Слова жалили Грейс, как шипы, которыми и должны были быть. Наступил момент почти физической боли, резкий спазм в груди и горле, а потом приток крови к ногам и рукам, как будто в лихорадке.
– Учитывая все то время, которое лорд Рочдейл проводит с вами, – продолжала Маргарет, – предположение кажется логичным. А это крупное пожертвование вашему фонду… вы должны согласиться, что это подозрительно. – В ее глазах промелькнул триумф.
Грейс вдруг поняла, что ей трудно дышать, но все-таки смогла произнести:
– Этого вполне достаточно, Маргарет.
– В какое глупое положение вы поставили себя. Я думала, что у вас достаточно силы воли, чтобы не поддаться капле лести от такого ужасного человека, какой. Вы знаете, что он в прошлом году сделал Серене Андервуд? Он мерзавец и негодяй, и все же вы позволили ему… Господь милосердный на небесах, неужели у вас совсем нет стыда? Если не за себя, то по крайней мере за то, что вы можете запятнать память великого человека, чье имя вы все еще носите? Разве вы не понимаете, как ваше поведение позорит его имя, позорит всех нас? Эгоистичная, глупая женщина!

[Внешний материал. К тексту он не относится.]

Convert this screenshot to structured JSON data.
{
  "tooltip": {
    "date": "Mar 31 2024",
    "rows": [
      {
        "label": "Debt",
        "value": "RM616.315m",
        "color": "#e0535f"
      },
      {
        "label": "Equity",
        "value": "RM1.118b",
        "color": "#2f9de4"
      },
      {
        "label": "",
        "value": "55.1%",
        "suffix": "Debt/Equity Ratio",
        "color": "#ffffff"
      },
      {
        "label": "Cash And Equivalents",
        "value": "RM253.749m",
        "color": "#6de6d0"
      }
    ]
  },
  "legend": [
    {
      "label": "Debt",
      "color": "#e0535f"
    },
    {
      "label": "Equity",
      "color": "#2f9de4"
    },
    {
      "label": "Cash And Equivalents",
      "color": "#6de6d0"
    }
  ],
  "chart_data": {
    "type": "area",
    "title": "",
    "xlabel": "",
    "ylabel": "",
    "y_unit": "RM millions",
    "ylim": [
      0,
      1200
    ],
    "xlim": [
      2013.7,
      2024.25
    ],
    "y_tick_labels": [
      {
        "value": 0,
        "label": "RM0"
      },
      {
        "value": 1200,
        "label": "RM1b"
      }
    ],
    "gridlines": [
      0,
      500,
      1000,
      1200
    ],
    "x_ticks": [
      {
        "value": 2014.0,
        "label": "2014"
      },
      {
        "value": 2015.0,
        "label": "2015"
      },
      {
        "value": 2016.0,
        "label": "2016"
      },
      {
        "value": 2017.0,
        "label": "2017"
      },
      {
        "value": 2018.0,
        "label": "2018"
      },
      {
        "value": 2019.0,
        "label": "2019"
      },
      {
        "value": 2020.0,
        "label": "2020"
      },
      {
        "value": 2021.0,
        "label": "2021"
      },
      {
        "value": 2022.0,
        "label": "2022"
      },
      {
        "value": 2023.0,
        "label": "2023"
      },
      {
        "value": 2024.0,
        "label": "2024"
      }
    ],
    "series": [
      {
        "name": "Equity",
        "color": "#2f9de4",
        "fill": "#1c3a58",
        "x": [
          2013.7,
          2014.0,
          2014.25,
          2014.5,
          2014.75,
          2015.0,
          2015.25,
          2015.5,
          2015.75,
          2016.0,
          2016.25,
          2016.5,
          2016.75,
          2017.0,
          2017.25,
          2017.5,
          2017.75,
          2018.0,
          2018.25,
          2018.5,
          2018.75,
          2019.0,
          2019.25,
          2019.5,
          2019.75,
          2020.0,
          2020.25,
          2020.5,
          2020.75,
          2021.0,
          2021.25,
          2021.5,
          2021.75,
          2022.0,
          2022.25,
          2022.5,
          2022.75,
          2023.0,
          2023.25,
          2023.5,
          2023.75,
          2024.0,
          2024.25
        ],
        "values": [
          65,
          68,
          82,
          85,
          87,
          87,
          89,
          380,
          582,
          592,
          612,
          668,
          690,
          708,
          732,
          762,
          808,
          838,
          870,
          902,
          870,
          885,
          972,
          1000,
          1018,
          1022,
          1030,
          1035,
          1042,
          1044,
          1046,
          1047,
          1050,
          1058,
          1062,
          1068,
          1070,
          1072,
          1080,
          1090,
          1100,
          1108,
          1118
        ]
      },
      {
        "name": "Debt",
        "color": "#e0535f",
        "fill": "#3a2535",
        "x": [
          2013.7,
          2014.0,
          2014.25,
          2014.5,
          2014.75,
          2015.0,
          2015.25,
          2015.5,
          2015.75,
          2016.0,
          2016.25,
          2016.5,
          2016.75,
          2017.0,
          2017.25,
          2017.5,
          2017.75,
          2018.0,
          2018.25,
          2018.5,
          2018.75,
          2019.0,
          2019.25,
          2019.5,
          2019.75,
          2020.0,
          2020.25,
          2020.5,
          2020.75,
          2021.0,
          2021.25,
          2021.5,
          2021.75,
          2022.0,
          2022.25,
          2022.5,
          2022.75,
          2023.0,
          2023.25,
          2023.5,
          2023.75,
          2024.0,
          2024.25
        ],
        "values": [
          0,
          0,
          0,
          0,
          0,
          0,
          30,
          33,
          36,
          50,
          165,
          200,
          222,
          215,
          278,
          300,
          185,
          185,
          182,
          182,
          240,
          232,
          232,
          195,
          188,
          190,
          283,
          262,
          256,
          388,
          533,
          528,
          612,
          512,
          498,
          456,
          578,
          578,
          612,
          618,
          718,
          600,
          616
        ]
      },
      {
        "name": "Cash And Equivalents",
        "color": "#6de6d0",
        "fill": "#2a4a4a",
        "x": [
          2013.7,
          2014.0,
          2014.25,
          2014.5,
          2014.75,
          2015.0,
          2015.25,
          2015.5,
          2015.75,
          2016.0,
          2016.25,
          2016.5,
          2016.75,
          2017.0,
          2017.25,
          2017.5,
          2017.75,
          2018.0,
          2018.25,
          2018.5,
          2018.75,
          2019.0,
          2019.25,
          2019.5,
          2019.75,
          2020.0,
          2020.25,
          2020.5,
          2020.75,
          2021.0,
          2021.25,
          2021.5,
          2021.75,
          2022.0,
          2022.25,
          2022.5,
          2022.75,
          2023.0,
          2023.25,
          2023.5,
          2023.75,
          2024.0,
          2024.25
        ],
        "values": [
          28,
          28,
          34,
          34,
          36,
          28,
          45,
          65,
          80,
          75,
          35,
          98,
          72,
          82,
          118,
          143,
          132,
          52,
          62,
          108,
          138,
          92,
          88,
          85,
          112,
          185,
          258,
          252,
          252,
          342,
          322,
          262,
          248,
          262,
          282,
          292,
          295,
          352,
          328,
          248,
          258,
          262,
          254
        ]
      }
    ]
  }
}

Грейс должна была уйти. Она не могла больше слушать это. От легкого головокружения она потеряла равновесие – Господи, только не дай упасть в обморок! – но она постаралась собрать все спокойствие, которое было в ней. Она попыталась овладеть собой, попыталась надеть тот плащ холодной сдержанности, который так хорошо носила. Но не смогла. Она была слишком выбита из колеи, измотана, разбита на тысячу осколков. Ее невозможно было собрать.
После глубокого вдоха она смогла лишь медленно повернуться и направиться прочь из комнаты.
– Вы отправитесь за это прямо в ад! – выкрикнула Маргарет за ее спиной. – Прямо в ад! Проститутка! Распутница! Шлюха!
Вопли Маргарет сопровождали ее до самой парадной двери. Лакей проводил Грейс до кареты и озабоченно взглянул на нее, закрывая дверцу. Она тяжело упала на сиденье, безвольная, как тряпичная кукла, и совершенно оглушенная.
Это все было ради пари. Она никогда ни капли не интересовала его, он никогда на самом деле не желал ее.